Dawna Markova has another way of saying this. She breaks down the word passion into three syllables: Pass I On. I read this to mean that we, as writers, as artists, must Pass I On – that is pass on what is ours alone, our own unique expression. Humbly. As a gift. Without question. Yes, we must keep working at our craft and getting better and better at what we do. Study, learn, work, repeat, rewrite, work. And, then without ego concerns of “will they like it, am I good enough” we put the work out into the world. The rest, as friends of mine would say, is up to God.

The adage in Hollywood, where I worked for years, is “nobody knows anything.” That is none of us knows what will be a hit; what will cause people to line up and pay money for a movie or a book or a work of art.

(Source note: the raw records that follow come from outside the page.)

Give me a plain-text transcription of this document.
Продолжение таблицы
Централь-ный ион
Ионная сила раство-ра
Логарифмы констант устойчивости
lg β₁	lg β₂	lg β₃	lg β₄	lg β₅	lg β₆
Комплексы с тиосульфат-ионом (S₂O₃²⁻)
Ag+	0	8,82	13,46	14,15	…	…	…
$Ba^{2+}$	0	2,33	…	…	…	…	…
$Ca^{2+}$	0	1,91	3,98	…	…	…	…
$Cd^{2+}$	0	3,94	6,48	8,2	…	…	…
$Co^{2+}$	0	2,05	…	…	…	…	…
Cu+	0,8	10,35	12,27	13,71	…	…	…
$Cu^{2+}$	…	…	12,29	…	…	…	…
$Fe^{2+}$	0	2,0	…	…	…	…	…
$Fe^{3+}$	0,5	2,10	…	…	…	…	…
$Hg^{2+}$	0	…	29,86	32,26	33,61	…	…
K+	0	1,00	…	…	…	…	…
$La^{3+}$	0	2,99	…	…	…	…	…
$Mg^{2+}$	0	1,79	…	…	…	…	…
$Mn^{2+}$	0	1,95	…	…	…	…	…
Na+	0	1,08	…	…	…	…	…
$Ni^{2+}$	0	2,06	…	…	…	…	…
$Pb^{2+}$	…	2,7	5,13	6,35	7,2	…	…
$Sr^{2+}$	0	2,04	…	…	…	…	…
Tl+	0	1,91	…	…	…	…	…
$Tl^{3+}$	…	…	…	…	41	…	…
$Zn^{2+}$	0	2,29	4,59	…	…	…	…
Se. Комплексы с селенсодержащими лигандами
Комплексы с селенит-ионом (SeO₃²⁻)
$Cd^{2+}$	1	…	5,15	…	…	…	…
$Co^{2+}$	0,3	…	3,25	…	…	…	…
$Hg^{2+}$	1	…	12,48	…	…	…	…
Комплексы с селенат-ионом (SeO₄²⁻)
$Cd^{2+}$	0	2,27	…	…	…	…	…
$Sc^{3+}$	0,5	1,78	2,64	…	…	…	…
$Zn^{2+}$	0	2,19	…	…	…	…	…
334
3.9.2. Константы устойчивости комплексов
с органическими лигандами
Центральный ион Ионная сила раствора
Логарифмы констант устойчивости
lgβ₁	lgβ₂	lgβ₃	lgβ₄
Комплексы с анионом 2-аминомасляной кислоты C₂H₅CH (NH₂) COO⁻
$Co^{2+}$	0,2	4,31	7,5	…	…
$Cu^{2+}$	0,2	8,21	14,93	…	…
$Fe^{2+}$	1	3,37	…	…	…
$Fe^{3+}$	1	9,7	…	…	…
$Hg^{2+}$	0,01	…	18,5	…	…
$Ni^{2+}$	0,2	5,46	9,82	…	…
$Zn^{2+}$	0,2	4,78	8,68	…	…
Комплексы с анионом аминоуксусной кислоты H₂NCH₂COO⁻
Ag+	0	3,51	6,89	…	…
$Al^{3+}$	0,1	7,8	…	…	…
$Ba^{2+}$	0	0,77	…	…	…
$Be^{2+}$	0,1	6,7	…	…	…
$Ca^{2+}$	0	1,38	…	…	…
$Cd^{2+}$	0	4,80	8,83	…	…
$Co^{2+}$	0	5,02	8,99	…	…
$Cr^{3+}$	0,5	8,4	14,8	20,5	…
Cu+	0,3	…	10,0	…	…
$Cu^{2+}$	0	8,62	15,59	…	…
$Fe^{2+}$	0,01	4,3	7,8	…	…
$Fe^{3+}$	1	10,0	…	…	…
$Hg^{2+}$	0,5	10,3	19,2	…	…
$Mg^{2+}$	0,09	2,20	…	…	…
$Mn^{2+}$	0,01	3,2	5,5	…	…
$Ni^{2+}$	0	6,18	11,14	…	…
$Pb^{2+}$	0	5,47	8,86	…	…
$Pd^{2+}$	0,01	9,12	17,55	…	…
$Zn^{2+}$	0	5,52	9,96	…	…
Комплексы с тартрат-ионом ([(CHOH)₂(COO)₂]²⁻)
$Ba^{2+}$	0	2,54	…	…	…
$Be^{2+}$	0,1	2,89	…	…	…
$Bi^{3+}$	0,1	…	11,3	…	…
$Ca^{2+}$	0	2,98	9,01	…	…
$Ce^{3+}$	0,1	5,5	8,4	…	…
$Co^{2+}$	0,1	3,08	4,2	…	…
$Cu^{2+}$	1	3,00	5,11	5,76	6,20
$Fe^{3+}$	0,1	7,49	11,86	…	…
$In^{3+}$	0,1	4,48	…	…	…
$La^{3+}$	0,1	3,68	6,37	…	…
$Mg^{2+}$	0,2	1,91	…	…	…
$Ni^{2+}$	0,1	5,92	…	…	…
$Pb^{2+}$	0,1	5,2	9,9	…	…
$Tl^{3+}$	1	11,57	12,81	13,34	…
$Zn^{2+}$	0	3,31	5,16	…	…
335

So, make a commitment to do your best work, offer it to the world, Pass I On, celebrate the completion, and, since there is no reason to worry about its reception, move on to find your next expression.

Writing Exercise:

Let’s explore the dark side. Set the clock for ten minutes and answer the following 

question: Why do I not deserve to be a recognized as an artist? You will see that 

eventually you will run out of bad things to say about yourself. At that moment, set 

your clock for ten minutes and write out your fantasies – make them as grand and 

specific as possible – regarding the success of your work. Sit back with a cup of tea/ 

coffee/vodka (depending on the time of day) and review your work.